Yahya Muhaimin yang saat menjabat Mentri Pendidikan Nasional (MENDIKNAS), membawa isu pendidikan budi pekerti di sekolah. Pendidikan budi pekerti menjadi gebrakan mendiknas yang paling menonjol saat itu. Bahkan budi pekerti menjadi ukuran untuk kelulusan siswa dalam ujian akhir (Ebta/Ebtanas), sesuatu yang tidak terjadi sebelumnya.[2]
Para ahli dan praktisi pendidikan tampaknya sepakat bahwa pendidikan budi pekerti atau moralitas sangat penting dan mesti segera terwujud. Namun bagaimana bentuknya, cara dan modelnya, ukurannya, pelakunya, penilaiannya, dan semacamnya pada saat itu masih menjadi bahan perbincangan dan mungkin juga perdebatan. [3]
Praktek etika dan budi pekerti tidak akan cukup hanya diberikan sebagai pelajaran yang konsekuensinya hafalan atau lulus dalam ujian tertulis. Barangkali akan baik jika mata pelajaran yang biasanya kearah kognitif diorientasikan pada pemberian alokasi waktu untuk mengajak anak didik mendiskusikan topik-topik atau bagian-bagian dari apa yan disebut moral. Sedangkan prakteknya harus diukur dari kehidupan keseharian. Kelulusan anak didik tidak cukup hanya dengan mengantongi nilai kategori lulus ujian tertulis mata pelajaran budi pekerti, namun harus dilihat kepribadian, tingkah laku sehari-hari.
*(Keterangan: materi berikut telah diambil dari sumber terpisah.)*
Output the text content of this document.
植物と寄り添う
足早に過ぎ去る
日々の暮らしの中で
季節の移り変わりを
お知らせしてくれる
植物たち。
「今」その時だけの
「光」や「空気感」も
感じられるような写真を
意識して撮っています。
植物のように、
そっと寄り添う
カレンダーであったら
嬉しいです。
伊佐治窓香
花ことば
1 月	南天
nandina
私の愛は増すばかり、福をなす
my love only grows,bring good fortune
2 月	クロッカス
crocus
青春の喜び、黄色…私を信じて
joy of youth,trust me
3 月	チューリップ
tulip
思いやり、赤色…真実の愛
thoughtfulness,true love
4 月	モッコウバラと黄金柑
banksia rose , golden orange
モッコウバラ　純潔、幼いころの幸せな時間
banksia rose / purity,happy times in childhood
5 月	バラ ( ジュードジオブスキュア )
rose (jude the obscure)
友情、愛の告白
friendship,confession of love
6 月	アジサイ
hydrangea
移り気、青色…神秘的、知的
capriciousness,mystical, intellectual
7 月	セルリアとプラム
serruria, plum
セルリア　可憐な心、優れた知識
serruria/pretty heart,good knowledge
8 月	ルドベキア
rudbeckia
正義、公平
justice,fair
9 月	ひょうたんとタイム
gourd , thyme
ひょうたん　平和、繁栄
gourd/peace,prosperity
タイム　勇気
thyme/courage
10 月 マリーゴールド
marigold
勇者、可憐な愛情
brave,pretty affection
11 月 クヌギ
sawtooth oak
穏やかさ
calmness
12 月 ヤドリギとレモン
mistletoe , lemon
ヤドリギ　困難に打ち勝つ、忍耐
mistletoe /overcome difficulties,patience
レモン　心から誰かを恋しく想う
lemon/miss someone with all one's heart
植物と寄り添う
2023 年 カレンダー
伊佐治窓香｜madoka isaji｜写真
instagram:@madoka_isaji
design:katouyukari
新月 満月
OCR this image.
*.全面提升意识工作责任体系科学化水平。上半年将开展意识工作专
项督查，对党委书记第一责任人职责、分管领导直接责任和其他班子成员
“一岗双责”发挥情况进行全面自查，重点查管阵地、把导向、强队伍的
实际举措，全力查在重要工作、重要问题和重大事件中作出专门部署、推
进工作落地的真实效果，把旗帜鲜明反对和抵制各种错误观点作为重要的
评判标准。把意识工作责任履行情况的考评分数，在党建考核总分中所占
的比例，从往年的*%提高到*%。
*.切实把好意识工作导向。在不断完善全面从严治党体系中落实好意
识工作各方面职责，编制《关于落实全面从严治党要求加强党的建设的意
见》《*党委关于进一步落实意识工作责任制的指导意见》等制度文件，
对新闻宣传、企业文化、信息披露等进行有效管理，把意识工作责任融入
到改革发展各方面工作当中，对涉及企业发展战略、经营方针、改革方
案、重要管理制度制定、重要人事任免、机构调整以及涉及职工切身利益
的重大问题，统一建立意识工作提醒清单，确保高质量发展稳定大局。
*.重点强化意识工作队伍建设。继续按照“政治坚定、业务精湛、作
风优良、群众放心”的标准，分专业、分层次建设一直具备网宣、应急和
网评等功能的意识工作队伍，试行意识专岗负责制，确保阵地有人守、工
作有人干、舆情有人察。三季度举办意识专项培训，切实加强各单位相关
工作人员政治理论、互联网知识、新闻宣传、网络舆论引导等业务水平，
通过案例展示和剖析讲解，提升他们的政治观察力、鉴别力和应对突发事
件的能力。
Ada beberapa alasan mengapa pelayanan bimbingan dan koseling diperlukan dalam dunia pendidikan terutama dalam lingkup sekolah atau madrasah. Alasan tersebut adalah:
Pertama, perkembangan IPTEK. Perkembangan ilmu pengetahuan dan teknologi yang demikian cepat menimbulkan perubahan-perubahan dalam berbagai sendi kehidupan seperti sosial, budaya, politik, ekonomi, industri dan lain sebagainya. Di satu sisi, perkembangan IPTEK juga berdampak pada berkembangnya sejumlah karier atau jenis lapangan pekerjaan tertentu. Di sisi lain, perkembangan IPTEK akan membawa dampak pada timbulnya masalah hubungan sosial, tenaga ahli, lapangan pekerjaan, pengangguran dan lain sebagainya. Selain itu perkembangan IPTEK juga membawa dampak positif dan negative. Seiring dengan hal tersebut, lajunya pertumbuhan penduduk juga semakin menambah kompleksnya masalah.